Natalie: Did you continue with the RPCV/W Board after the 50th?
Kristina: Yes, I stayed on to wrap up after the 50th and share what we had learned. It then seemed logical to move on to the NPCA Board. The Mid-Atlantic/Nationwide position was open and I was elected in 2012. So I represent the groups and many members in the Mid-Atlantic area as well as national groups, such as the LGBT group, which are not Country of Service groups.
Natalie: So what did you think you wanted to bring to the NPCA Board?
Kristina: I’m just at the end of Generation X and I identify more with the Millenials who want to know “What’s in it for me?” I feel I can help them see the bigger picture. For example, going to Peace Corps Connect: Boston really showed people the bigger picture of what NPCA does and why it’s important. There are things that local groups just can’t do completely on their own, such as advocacy work. We need to have a national plan to be effective on the Hill and NPCA provides that plan. I can say that because I have seen things on a local level and now on the national level too.
Natalie: Is advocacy a passion for you?
Kristina: Yes, I’ve been involved in advocacy since 2009 and am the new chair of the Advocacy Committee on the NPCA Board. One of our priorities is to get more state coordinators to connect RPCVs with their Representatives and Senators.
Natalie: Do Board members have to contribute a certain amount financially?

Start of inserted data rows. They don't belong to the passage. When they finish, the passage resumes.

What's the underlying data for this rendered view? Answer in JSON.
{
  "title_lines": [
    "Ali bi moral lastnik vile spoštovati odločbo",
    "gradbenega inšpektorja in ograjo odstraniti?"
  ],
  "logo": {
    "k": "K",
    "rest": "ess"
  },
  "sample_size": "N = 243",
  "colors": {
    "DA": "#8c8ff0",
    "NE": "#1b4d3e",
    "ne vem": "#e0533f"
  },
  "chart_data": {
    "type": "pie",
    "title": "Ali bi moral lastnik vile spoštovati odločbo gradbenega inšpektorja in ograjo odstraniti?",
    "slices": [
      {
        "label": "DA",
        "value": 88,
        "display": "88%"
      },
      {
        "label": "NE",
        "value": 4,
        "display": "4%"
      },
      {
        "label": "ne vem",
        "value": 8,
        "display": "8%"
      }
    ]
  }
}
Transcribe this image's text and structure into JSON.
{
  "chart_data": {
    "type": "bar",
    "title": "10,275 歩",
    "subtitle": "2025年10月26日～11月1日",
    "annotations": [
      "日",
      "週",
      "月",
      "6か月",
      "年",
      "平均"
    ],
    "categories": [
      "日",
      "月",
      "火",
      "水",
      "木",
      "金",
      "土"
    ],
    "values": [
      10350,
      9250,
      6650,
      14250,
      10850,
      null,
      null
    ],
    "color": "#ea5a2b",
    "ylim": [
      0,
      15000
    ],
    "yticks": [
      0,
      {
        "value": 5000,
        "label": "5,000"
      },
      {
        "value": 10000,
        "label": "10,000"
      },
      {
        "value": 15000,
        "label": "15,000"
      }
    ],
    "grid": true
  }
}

Kristina: Board members are encouraged to give on the Director’s Level ($1000 a year) financially and/or in-kind. At this point in my career I do a lot of the in-kind donations such as shared housing for Peace Corps Connect: Boston.
Natalie: You sound excited about your experiences with RPCV/W and now NPCA. Can you sum it up?
Kristina: Yes, as I said I love the work – to work across generations, listen to people and work together toward success. I have learned to be a leader and to move forward.
Natalie: Thanks Kristina for your contributions and best wishes for continued success.